What is the end of the the Golden Rule, which is nothing but the explanation of the Commandment that one ought to love one's neighbor? To answer this question, St. Thomas Aquinas invokes St. Paul. St. Paul boils the end of the law, and therefore the end of the Golden Rule, to one word: caritas, love (agape), which is the product of friendship (amicitiam). This is a marvelous concept: ad caritate, ad amicitia, omnis lex tendit, all law tends to love, to friendship.

St. Thomas by Fra' Bartolomeo

This view of law is in direct contradistinction to those who would put law and love at odds, as if love demanded anomie or anarchy. This marvelous teaching is found in his reply to Objection 2, where St. Thomas clarifies the end of every law:
As the Apostle says (1 Timothy 1:5), "the end of the commandment is charity"; since every law aims at establishing friendship, either between man and man, or between man and God. Wherefore the whole Law is comprised in this one commandment, "Thou shalt love thy neighbor as thyself," as expressing the end of all commandments: because love of one's neighbor includes love of God, when we love our neighbor for God's sake. Hence the Apostle put this commandment in place of the two which are about the love of God and of one's neighbor, and of which Our Lord said (Matthew 22:40): "On these two commandments depends the whole Law and the prophets."

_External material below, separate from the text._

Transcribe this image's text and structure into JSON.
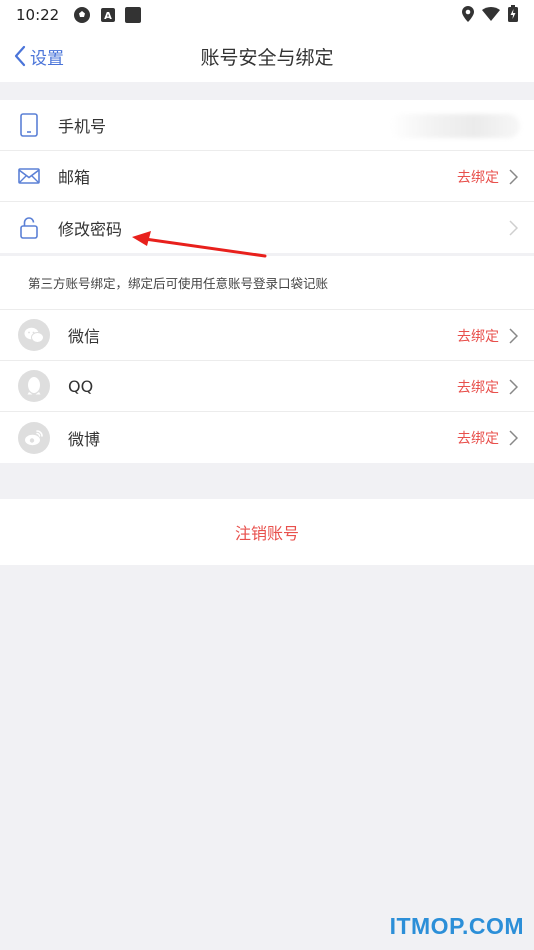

Sicut apostolus dicit, I ad Tim. I, finis praecepti caritas est, ad hoc enim omnis lex tendit, ut amicitiam constituat vel hominum ad invicem, vel hominis ad Deum. Et ideo tota lex impletur in hoc uno mandato, diliges proximum tuum sicut teipsum, sicut in quodam fine mandatorum omnium, in dilectione enim proximi includitur etiam Dei dilectio, quando proximus diligitur propter Deum. Unde apostolus hoc unum praeceptum posuit pro duobus quae sunt de dilectione Dei et proximi, de quibus dicit dominus, Matth. XXII, in his duobus mandatis pendet omnis lex et prophetae.
Friendship, the love between friends, is the one end of the Golden Rule, but the manner and means by which it may be applied is many. The Golden Rule strains upwards, then, toward a loving friendship to God, one, ultimately, that will have to rely on the supernatural remedy of Grace, since this supernatural love requires an infusion of grace. As part of the natural law, the Golden rule is found in man and naturally inclines him to his connatural end of friendship and love of his fellows. Post-lapsarian man, though so inclined towards the love of God and of his fellows, still finds it difficult to apply the Golden Rule consistently, especially when it calls for great selflessness. There is also within him the three libidines: the libido sentiendi, the libido domindandi, the libido sciendi, the inordinate desires of the flesh, of domination, of the pride of life--what the American Protestant (Unitarian) minister James Luther Adams called felicitously called "the old triumvirate of tyrants in the human soul." Man required a remedy, as he cannot follow the Golden Rule, he cannot love his neighbor, with supernatural aid. God, speaking through his Son in the fullness of time, in the Sermon on the Mount (Matthew 7:12) and the Sermon on the Plain (Luke 6:31), has added to the Golden Rule by making it part of the supernatural law. The Golden Rule is thus transformed by the theological virtue of love, a love of a whole different order than anything found naturally among men, that allows man to love God, and to love his neighbor as himself for the love of God. Cf. S. T. IaIIae, q. 62, art. 3. This is also the law of Grace.